What is “Lab in the Loop”?

Lab-in-the-loop aims to continually modify models using iterative loops and user feedback to improve the experimentation process using machine learning and generative AI techniques.

This method accelerates the learning process by focusing on the differences between machine learning predictions and human scores. However, humans can also make mistakes. For each conflicting score, HTX experts had to decide whether the machine or the scientist was right. At each iteration, Personnaz added an expanded training dataset along with selected data to retrain the model. “While the first iteration showed obvious errors, the second iteration showed fewer ‘stupid’ mistakes,” Personas commented. “This shows that CRIMS-AXIS is making good progress, because the number of remaining cases is increasing.

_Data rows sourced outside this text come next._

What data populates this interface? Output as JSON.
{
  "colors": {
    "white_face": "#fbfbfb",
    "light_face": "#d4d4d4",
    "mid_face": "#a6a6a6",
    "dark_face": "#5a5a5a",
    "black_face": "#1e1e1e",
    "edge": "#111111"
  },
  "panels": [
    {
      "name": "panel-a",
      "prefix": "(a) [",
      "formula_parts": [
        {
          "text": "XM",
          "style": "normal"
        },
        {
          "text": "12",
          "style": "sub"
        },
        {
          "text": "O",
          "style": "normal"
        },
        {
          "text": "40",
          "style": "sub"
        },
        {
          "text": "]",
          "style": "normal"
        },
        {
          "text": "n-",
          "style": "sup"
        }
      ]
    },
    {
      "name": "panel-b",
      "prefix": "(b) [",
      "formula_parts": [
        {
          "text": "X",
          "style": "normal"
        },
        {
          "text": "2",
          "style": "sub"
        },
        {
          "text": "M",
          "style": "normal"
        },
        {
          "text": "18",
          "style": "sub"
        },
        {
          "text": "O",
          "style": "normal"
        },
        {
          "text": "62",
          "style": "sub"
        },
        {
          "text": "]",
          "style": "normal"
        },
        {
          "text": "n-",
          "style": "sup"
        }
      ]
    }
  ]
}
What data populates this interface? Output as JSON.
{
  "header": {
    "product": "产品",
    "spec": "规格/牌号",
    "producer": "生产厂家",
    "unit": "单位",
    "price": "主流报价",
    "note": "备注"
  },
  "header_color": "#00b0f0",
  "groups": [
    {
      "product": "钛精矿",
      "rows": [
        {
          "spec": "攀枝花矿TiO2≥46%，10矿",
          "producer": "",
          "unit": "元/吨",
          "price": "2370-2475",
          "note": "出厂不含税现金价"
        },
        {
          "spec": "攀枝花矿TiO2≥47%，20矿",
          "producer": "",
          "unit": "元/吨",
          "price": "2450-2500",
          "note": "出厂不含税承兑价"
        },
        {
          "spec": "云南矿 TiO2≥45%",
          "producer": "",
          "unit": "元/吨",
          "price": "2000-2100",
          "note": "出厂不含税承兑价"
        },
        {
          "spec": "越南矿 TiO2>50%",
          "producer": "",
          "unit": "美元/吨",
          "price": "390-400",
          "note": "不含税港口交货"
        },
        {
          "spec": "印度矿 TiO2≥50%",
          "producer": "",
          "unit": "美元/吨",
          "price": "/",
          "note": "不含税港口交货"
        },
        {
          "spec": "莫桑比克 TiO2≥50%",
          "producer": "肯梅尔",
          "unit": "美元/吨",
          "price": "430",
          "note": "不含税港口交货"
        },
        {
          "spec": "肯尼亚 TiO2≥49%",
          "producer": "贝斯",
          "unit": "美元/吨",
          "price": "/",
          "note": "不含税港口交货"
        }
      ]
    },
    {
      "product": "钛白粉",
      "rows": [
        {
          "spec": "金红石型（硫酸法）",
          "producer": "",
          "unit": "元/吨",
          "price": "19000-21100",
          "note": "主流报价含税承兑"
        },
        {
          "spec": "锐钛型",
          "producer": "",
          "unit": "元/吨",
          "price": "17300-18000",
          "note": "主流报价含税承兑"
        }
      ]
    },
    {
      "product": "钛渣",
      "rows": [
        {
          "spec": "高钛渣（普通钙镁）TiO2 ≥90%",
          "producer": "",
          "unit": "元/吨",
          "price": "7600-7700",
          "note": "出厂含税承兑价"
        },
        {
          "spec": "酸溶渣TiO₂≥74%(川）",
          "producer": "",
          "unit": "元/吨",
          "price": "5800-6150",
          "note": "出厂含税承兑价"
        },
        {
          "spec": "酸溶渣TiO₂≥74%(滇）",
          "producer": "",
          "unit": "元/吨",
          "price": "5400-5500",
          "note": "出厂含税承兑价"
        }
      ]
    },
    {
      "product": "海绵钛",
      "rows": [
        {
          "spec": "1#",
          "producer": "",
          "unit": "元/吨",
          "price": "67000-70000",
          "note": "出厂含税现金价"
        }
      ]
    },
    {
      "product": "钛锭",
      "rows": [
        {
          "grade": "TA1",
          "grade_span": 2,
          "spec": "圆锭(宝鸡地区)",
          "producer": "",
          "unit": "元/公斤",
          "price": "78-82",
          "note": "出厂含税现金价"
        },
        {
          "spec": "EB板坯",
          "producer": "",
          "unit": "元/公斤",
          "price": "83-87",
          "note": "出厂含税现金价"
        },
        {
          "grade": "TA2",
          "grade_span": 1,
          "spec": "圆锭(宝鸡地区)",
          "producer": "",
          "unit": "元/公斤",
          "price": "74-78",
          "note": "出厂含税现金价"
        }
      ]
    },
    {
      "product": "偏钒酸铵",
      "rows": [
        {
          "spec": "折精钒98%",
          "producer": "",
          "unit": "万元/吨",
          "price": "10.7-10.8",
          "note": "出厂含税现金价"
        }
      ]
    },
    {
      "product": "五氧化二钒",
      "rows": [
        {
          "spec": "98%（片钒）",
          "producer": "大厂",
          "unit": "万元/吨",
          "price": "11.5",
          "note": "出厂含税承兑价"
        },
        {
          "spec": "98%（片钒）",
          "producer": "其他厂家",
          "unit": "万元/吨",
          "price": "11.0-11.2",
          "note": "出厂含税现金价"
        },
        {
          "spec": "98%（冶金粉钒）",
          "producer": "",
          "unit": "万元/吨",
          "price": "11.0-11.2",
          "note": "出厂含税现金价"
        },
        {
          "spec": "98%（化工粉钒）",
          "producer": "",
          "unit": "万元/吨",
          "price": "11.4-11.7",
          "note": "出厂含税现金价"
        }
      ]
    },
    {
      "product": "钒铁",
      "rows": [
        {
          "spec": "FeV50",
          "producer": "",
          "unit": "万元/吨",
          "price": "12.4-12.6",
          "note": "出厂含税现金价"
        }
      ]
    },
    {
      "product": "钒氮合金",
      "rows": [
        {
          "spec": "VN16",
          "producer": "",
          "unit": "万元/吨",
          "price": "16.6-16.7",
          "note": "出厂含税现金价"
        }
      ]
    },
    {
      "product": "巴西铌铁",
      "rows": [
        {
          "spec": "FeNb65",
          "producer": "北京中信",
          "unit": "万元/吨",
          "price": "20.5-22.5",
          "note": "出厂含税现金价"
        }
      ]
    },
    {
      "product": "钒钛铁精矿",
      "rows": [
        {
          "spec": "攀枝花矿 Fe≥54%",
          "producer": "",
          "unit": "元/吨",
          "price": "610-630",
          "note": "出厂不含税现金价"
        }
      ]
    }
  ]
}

Fully integrated into CRIMS software, CRIMS-AXIS identifies not only crystals but also needle-like or other crystal forms. This model has received positive feedback from users. “AXIS removes a critical bottleneck, especially in the context of large-scale crystallization screening, and unlocks the potential for higher levels of automation, which is important for both basic and translational research,” explained Sihyun Sung, staff scientist on the Marquez team and CRIMS-AXIS user.

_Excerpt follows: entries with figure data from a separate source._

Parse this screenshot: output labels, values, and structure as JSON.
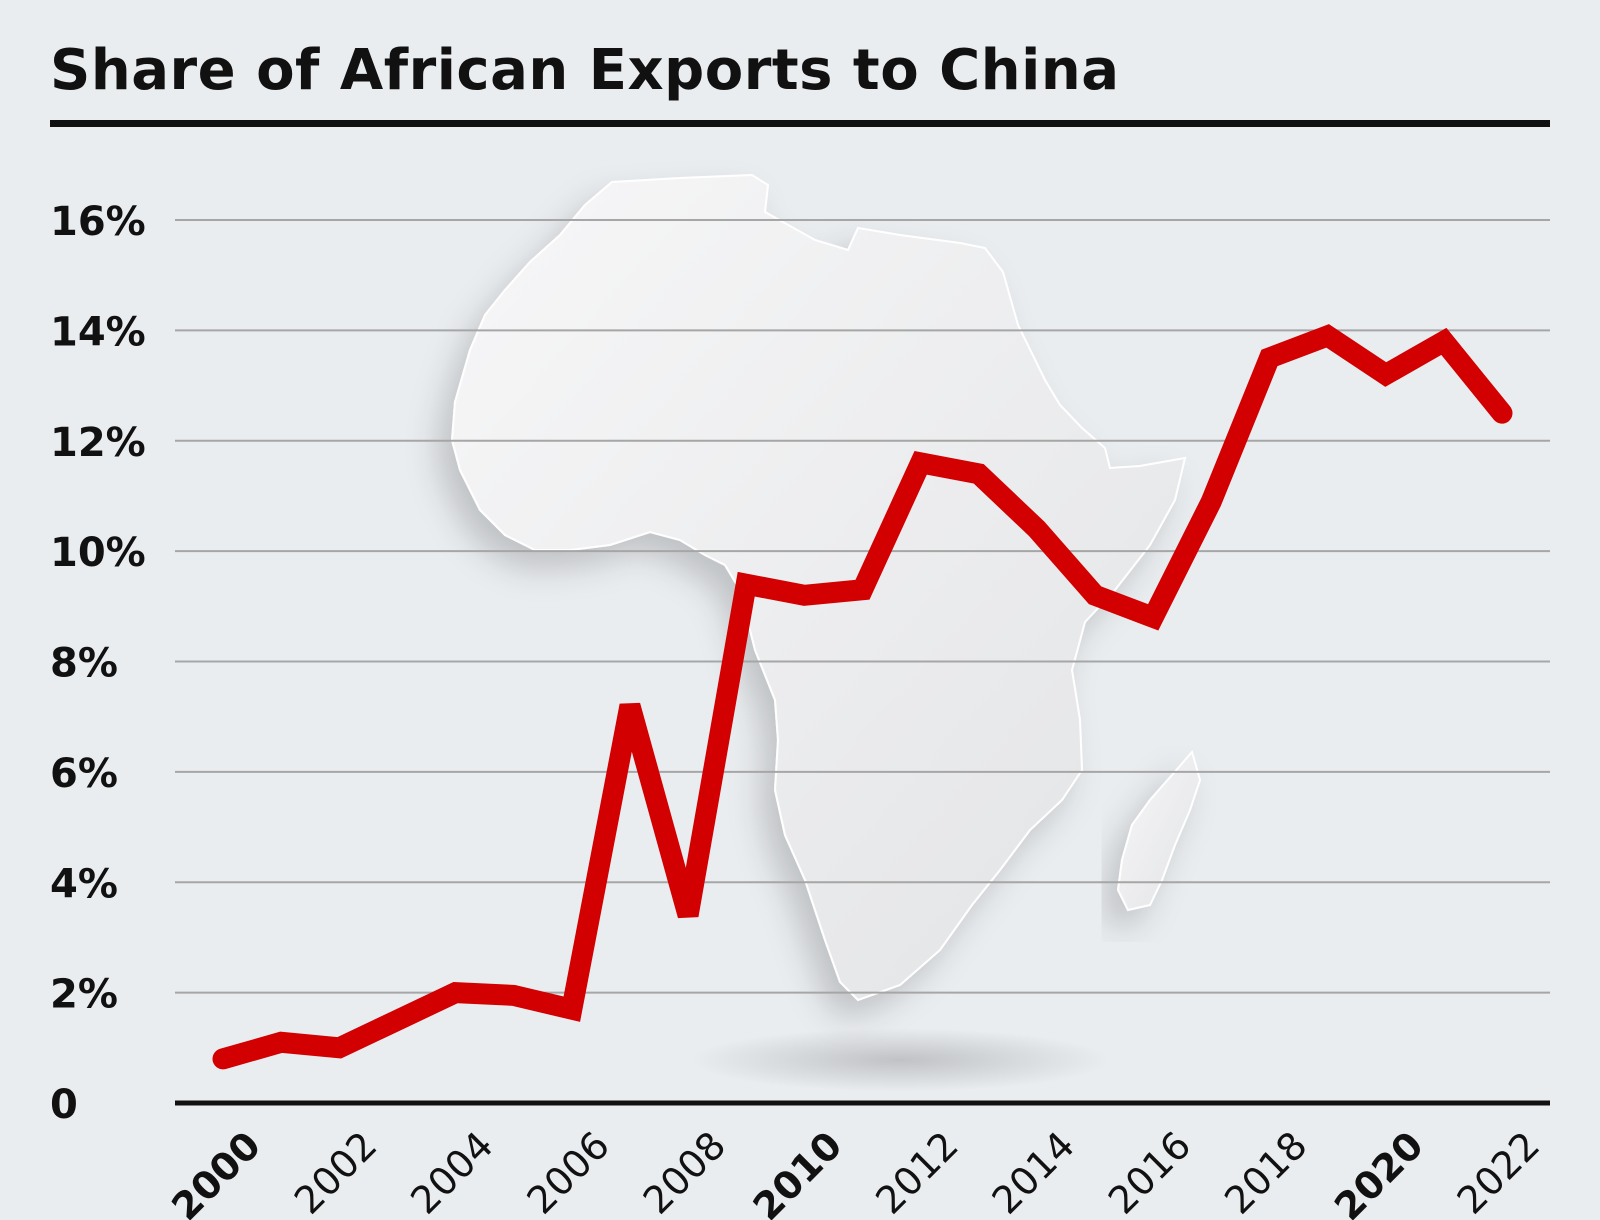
{
  "title": "Share of African Exports to China",
  "colors": {
    "background": "#eaedf0",
    "line": "#d20000",
    "text": "#111111",
    "grid": "#a6a6a6",
    "africa_shape": "#f4f4f5"
  },
  "icons": {
    "background_image": "africa-map-paper-cutout-icon"
  },
  "chart_data": {
    "type": "line",
    "title": "Share of African Exports to China",
    "xlabel": "",
    "ylabel": "",
    "x": [
      2000,
      2001,
      2002,
      2003,
      2004,
      2005,
      2006,
      2007,
      2008,
      2009,
      2010,
      2011,
      2012,
      2013,
      2014,
      2015,
      2016,
      2017,
      2018,
      2019,
      2020,
      2021,
      2022
    ],
    "values": [
      0.8,
      1.1,
      1.0,
      1.5,
      2.0,
      1.95,
      1.7,
      7.2,
      3.4,
      9.4,
      9.2,
      9.3,
      11.6,
      11.4,
      10.4,
      9.2,
      8.8,
      10.9,
      13.5,
      13.9,
      13.2,
      13.8,
      12.5
    ],
    "ylim": [
      0,
      16
    ],
    "y_ticks": [
      0,
      2,
      4,
      6,
      8,
      10,
      12,
      14,
      16
    ],
    "y_tick_labels": [
      "0",
      "2%",
      "4%",
      "6%",
      "8%",
      "10%",
      "12%",
      "14%",
      "16%"
    ],
    "x_ticks": [
      2000,
      2002,
      2004,
      2006,
      2008,
      2010,
      2012,
      2014,
      2016,
      2018,
      2020,
      2022
    ],
    "x_tick_labels": [
      "2000",
      "2002",
      "2004",
      "2006",
      "2008",
      "2010",
      "2012",
      "2014",
      "2016",
      "2018",
      "2020",
      "2022"
    ],
    "x_tick_bold": [
      "2000",
      "2010",
      "2020"
    ],
    "grid": true,
    "legend": "none"
  }
}
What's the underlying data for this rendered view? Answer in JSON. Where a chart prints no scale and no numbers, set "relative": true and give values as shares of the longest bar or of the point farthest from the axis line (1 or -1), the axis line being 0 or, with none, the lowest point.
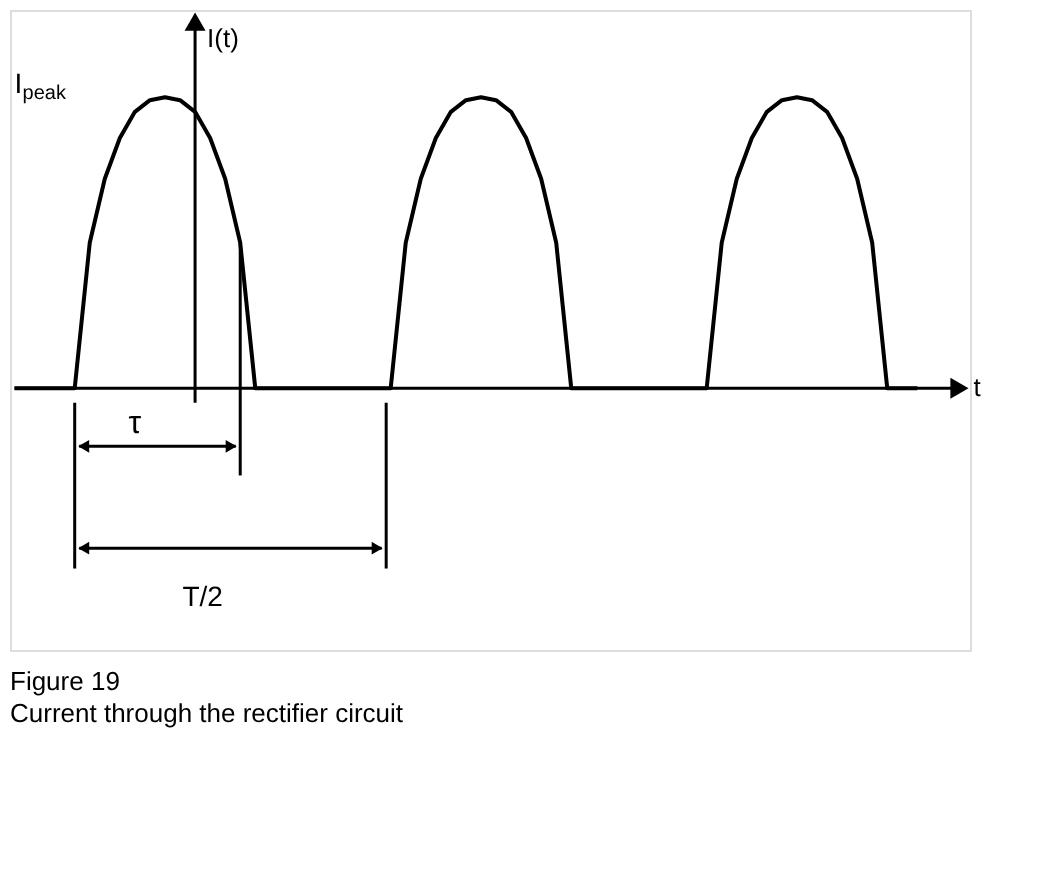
{
  "chart_data": {
    "type": "line",
    "relative": true,
    "title": "Figure 19",
    "subtitle": "Current through the rectifier circuit",
    "xlabel": "t",
    "ylabel": "I(t)",
    "categories": [
      null,
      null,
      null,
      null,
      null,
      null,
      null,
      null,
      null,
      null,
      null,
      null,
      null,
      null,
      null,
      null,
      null,
      null,
      null,
      null,
      null,
      null,
      null,
      null,
      null,
      null,
      null,
      null,
      null,
      null,
      null,
      null,
      null,
      null,
      null,
      null,
      null,
      null,
      null,
      null,
      null,
      null,
      null,
      null,
      null,
      null,
      null,
      null,
      null,
      null,
      null,
      null,
      null,
      null,
      null,
      null,
      null,
      null,
      null,
      null,
      null
    ],
    "series": [
      {
        "color": "#000000",
        "values": [
          0,
          0,
          0,
          0,
          0,
          0.5,
          0.72,
          0.86,
          0.95,
          0.99,
          1,
          0.99,
          0.95,
          0.86,
          0.72,
          0.5,
          0,
          0,
          0,
          0,
          0,
          0,
          0,
          0,
          0,
          0,
          0.5,
          0.72,
          0.86,
          0.95,
          0.99,
          1,
          0.99,
          0.95,
          0.86,
          0.72,
          0.5,
          0,
          0,
          0,
          0,
          0,
          0,
          0,
          0,
          0,
          0,
          0.5,
          0.72,
          0.86,
          0.95,
          0.99,
          1,
          0.99,
          0.95,
          0.86,
          0.72,
          0.5,
          0,
          0,
          0
        ]
      }
    ],
    "annotations": [
      "I$_{peak}$",
      "τ",
      "T/2"
    ],
    "marker": "none",
    "line_style": "solid"
  }
}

This research benefits from support from the European Commission through the Fragment-Screen project coordinated by Instruct-ERIC, and the machine learning models are stored in a central repository and available to the scientific community, making them easy to integrate in other laboratories.

next step

Personas is currently working with colleagues at EMBL Grenoble to improve CRIMS-AXIS and upgrade the automated pipeline.

On the machine learning side, we are collaborating with Alana de Sousa, an astrophysicist specializing in AI research who is currently training in the Marquez team. They seek to apply “self-supervised learning” to CRIMS-AXIS by leveraging the large number of unlabeled crystallographic images generated over the years using the HTX platform. The objective is to limit the diversity of training images, as we attempt to pre-train the model using only unlabeled crystal structure images. This allows the model to “learn to understand” crystallographic images and potentially achieve better results in crystal identification. The researchers also plan to test whether it can be used for other tasks such as multiclass classification, crystal detection, and segmentation.

To move toward a fully automated crystallization pipeline, Personnaz is working with software engineer Jeremy Sinoir on the Papp team to integrate automated crystal collection into CRIMS. Currently, HTX operators must use software to select which crystals should be collected and prepared for diffraction data collection experiments and how. The “automated harvest” being developed by Personnaz and Sinoir has been integrated into the latest version of the harvesting machine, the CrystalDirect Harvester 4, and will soon be available on the HTX platform. The Marquez team is also extending the lab-in-the-loop approach to other steps in the crystallography process.

This project has received funding from the European Union’s Horizon 2020 research and innovation program under Marie Skłodowska and Curie grant agreement no. 945405.